INVESTMENT

Serve expands into hospitals with Diligent acquisition

Serve Robotics’ $29M deal for Diligent shows hospitals are moving beyond pilots and committing to automation at scale

26 Jan 2026

Autonomous hospital service robot operating in a medical corridor

Hospital robotics is growing up. After years of trials and limited rollouts, healthcare providers are starting to commit real money to automation. Vendors are responding by expanding faster and buying capabilities they cannot afford to build alone.

Serve Robotics’ plan to acquire Diligent Robotics for $29 million in stock, with up to $5.3 million tied to performance, fits that pattern. Expected to close in Q1 2026, the deal pulls Serve beyond its roots in sidewalk delivery and into the day to day operations of hospitals, where staffing gaps and rising workloads are forcing hard decisions.

Diligent is known for Moxi, a hospital assistant robot already working inside U.S. medical centers. Moxi handles routine transport tasks, moving supplies, specimens, and materials between departments. These jobs are not glamorous, but they quietly consume hours of staff time. Offloading them can give nurses and support teams more space to focus on patients.

The acquisition also reflects a shift in what hospitals are asking for. Many no longer want a single robot and a hopeful pilot. They want systems that can scale across buildings, backed by deployment support, maintenance, and predictable performance. In short, they want automation that behaves like infrastructure, not a science project.

Industry watchers describe this as a move toward full stack autonomy. That means owning the hardware, the software, and the operational layer needed to manage fleets, not just a handful of machines. Serve and Diligent both build on NVIDIA processors, a reminder that modern robotics is tightly linked to larger tech ecosystems.

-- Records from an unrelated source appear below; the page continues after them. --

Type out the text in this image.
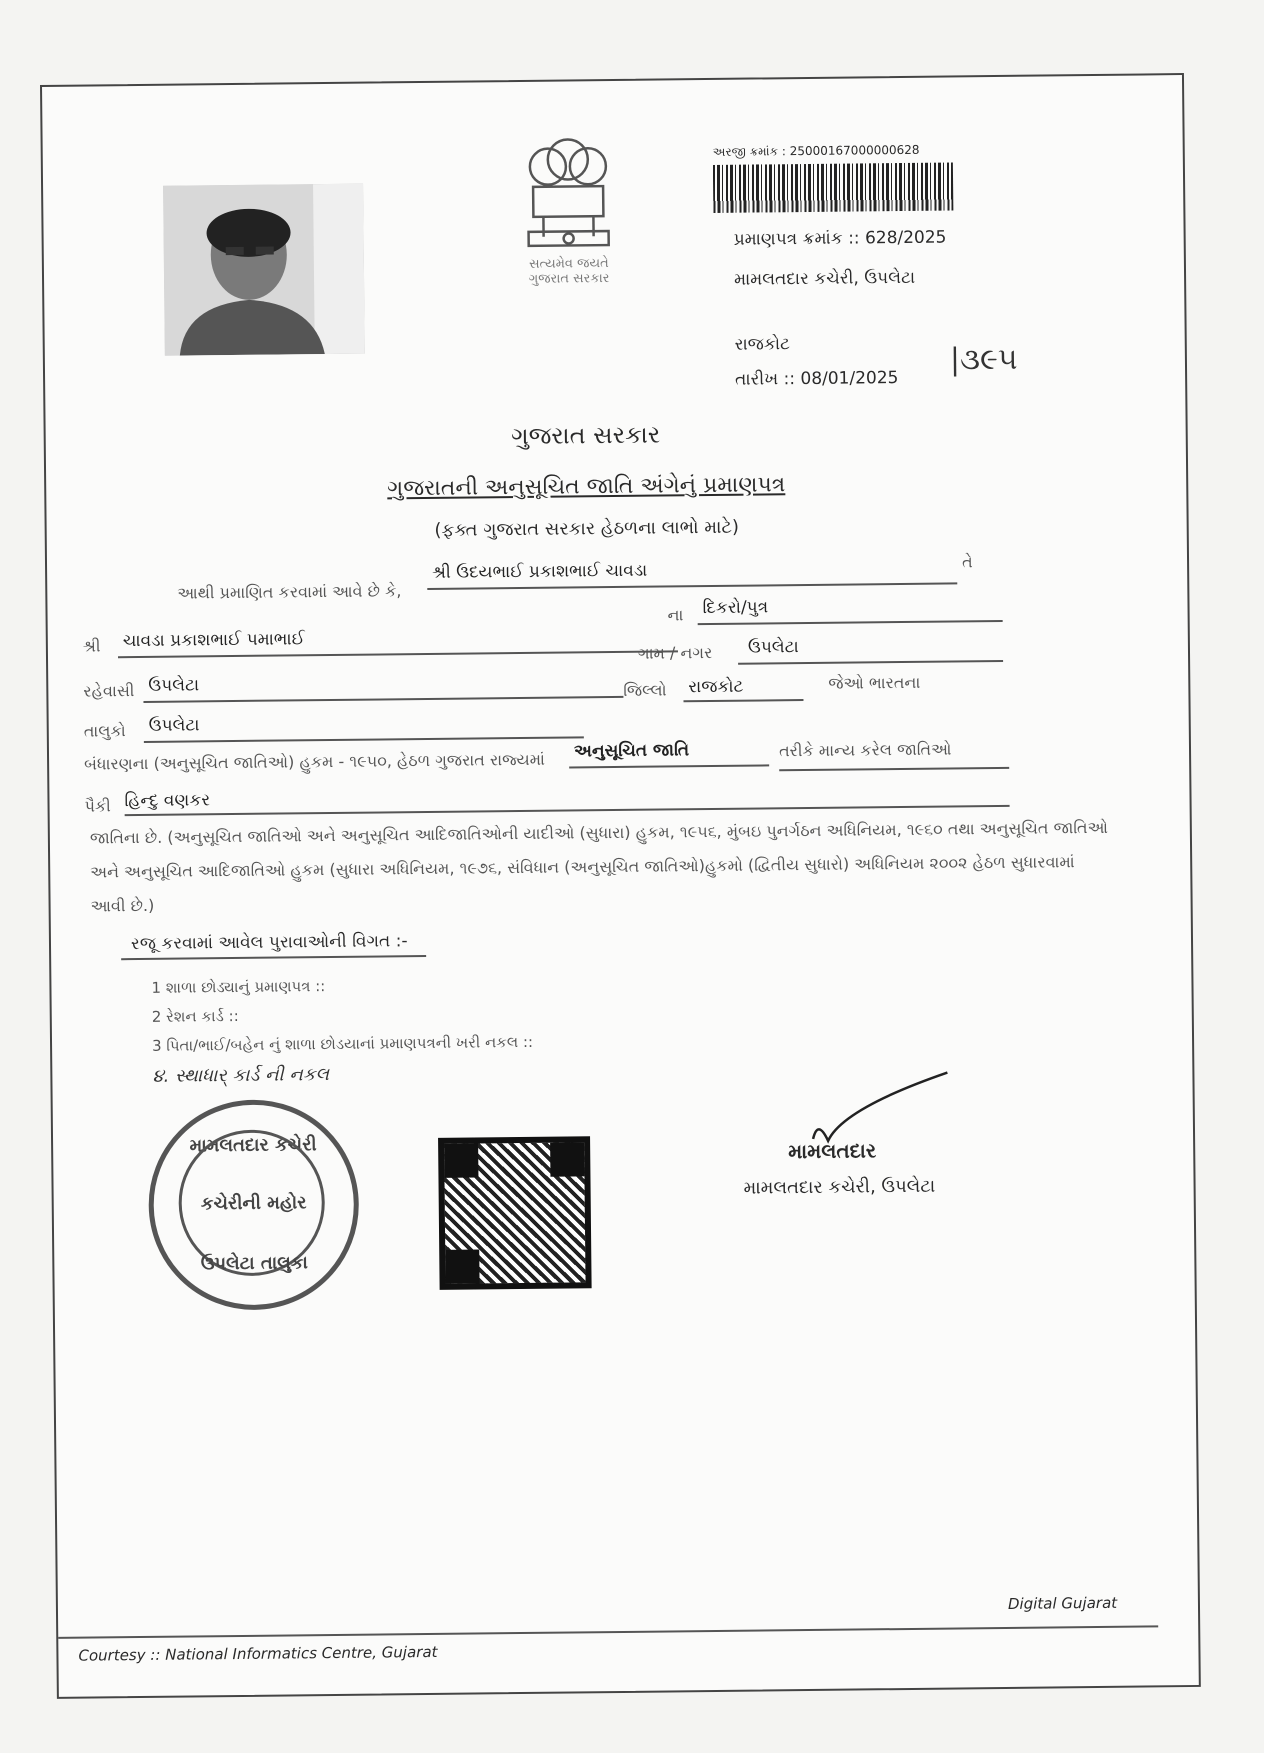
સત્યમેવ જયતે
ગુજરાત સરકાર
અરજી ક્રમાંક : 25000167000000628
પ્રમાણપત્ર ક્રમાંક :: 628/2025
મામલતદાર કચેરી, ઉપલેટા
રાજકોટ
તારીખ :: 08/01/2025
|૩૯૫
ગુજરાત સરકાર
ગુજરાતની અનુસૂચિત જાતિ અંગેનું પ્રમાણપત્ર
(ફક્ત ગુજરાત સરકાર હેઠળના લાભો માટે)
આથી પ્રમાણિત કરવામાં આવે છે કે,
શ્રી ઉદયભાઈ પ્રકાશભાઈ ચાવડા	તે
શ્રી ચાવડા પ્રકાશભાઈ પમાભાઈ
ના દિકરો/પુત્ર
ગામ / નગર ઉપલેટા
રહેવાસી ઉપલેટા	જિલ્લો રાજકોટ	જેઓ ભારતના
તાલુકો ઉપલેટા
બંધારણના (અનુસૂચિત જાતિઓ) હુકમ - ૧૯૫૦, હેઠળ ગુજરાત રાજ્યમાં અનુસૂચિત જાતિ	તરીકે માન્ય કરેલ જાતિઓ
પૈકી હિન્દુ વણકર
જાતિના છે. (અનુસૂચિત જાતિઓ અને અનુસૂચિત આદિજાતિઓની યાદીઓ (સુધારા) હુકમ, ૧૯૫૬, મુંબઇ પુનર્ગઠન અધિનિયમ, ૧૯૬૦ તથા અનુસૂચિત જાતિઓ અને અનુસૂચિત આદિજાતિઓ હુકમ (સુધારા અધિનિયમ, ૧૯૭૬, સંવિધાન (અનુસૂચિત જાતિઓ)હુકમો (દ્વિતીય સુધારો) અધિનિયમ ૨૦૦૨ હેઠળ સુધારવામાં આવી છે.)
રજૂ કરવામાં આવેલ પુરાવાઓની વિગત :-
1 શાળા છોડ્યાનું પ્રમાણપત્ર ::
2 રેશન કાર્ડ ::
3 પિતા/ભાઈ/બહેન નું શાળા છોડયાનાં પ્રમાણપત્રની ખરી નકલ ::
૪. સ્થાધાર્ કાર્ડ ની નકલ
મામલતદાર કચેરી
કચેરીની મહોર
ઉપલેટા તાલુકા
મામલતદાર
મામલતદાર કચેરી, ઉપલેટા
Digital Gujarat
Courtesy :: National Informatics Centre, Gujarat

The bar, however, is rising. Hospitals expect reliability, strong security, and compliance with strict privacy rules. Buyers want evidence that robots cut delays, reduce costs, and improve workflows, not just slick demos.

Still, the direction is hard to miss. As hospitals shift from pilots to procurement, robotics companies are consolidating and competing for long term contracts. Serve’s move signals that healthcare robotics is entering a more serious, and more demanding, phase.